Qui ça "ils" ? Pas le même que celui de mon titre, car d'un ils à l'autre, il y a une foule d'individus qui grossit de jour en jour. Dans les pays arabes les poings se lèvent, portant bien haut le point sur le i de l'indignation.

Les cartes politiques ne sont pas les mêmes en Tunisie et en Egypte, et pourtant... Là, la population est éduquée, les femmes comme les hommes vont à l'école, à l'université, la dictature est un rien voilée, même si les gens sont constamment fliqués... là-bas la dictature s'assume carrément et les femmes sont voilées.
Là dès le début un mouvement mélangé d'hommes et femmes. Là-bas, un mouvement qui s'est vite élargi aux femmes et aux enfants. Et de leur bouche sort la vérité : "A bas les tyrans, plus de libertés !".

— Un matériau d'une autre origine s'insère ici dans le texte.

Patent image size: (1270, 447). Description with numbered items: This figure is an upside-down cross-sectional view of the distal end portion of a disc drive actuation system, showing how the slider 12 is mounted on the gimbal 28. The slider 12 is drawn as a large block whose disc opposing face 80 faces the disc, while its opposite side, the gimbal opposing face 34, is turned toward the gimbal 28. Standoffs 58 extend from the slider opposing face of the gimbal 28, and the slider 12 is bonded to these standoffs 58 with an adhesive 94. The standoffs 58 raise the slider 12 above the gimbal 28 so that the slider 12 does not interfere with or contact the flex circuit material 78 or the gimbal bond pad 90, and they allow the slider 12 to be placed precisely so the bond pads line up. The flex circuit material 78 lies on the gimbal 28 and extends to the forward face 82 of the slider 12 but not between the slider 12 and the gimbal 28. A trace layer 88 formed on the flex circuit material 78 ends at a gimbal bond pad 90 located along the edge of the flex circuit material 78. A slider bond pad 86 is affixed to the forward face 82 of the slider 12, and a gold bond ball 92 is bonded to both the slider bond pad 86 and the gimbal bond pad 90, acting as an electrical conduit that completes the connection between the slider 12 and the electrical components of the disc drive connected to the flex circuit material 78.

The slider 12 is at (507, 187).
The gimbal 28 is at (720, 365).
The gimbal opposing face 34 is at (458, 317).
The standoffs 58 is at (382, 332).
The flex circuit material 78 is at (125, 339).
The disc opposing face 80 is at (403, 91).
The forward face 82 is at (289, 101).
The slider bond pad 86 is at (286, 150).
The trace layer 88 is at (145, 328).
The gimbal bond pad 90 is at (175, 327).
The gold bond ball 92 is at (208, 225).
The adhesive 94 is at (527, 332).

Et en France, nos héros nationaux s'empêtrent dans leurs contradictions. Ainsi font font les petites MAMrionnettes : non-contente d'avoir planifié ses vacances de fin d'année en Tunisie alors que la révolution avait commencé, et de s'être octroyé les loyaux services de jet de la belle-famille Ben Ali, la ministre des Affaires étrangères a ensuite proposé des troupes françaises en soutien au régime décrié.
Et Sarko, lui, de la soutenir en disant "avoir voulu éviter les morts". Depuis Ali est baba et Sarko-phage, puisque des morts il y en a eu, mais pour "la bonne cause", comme on dit.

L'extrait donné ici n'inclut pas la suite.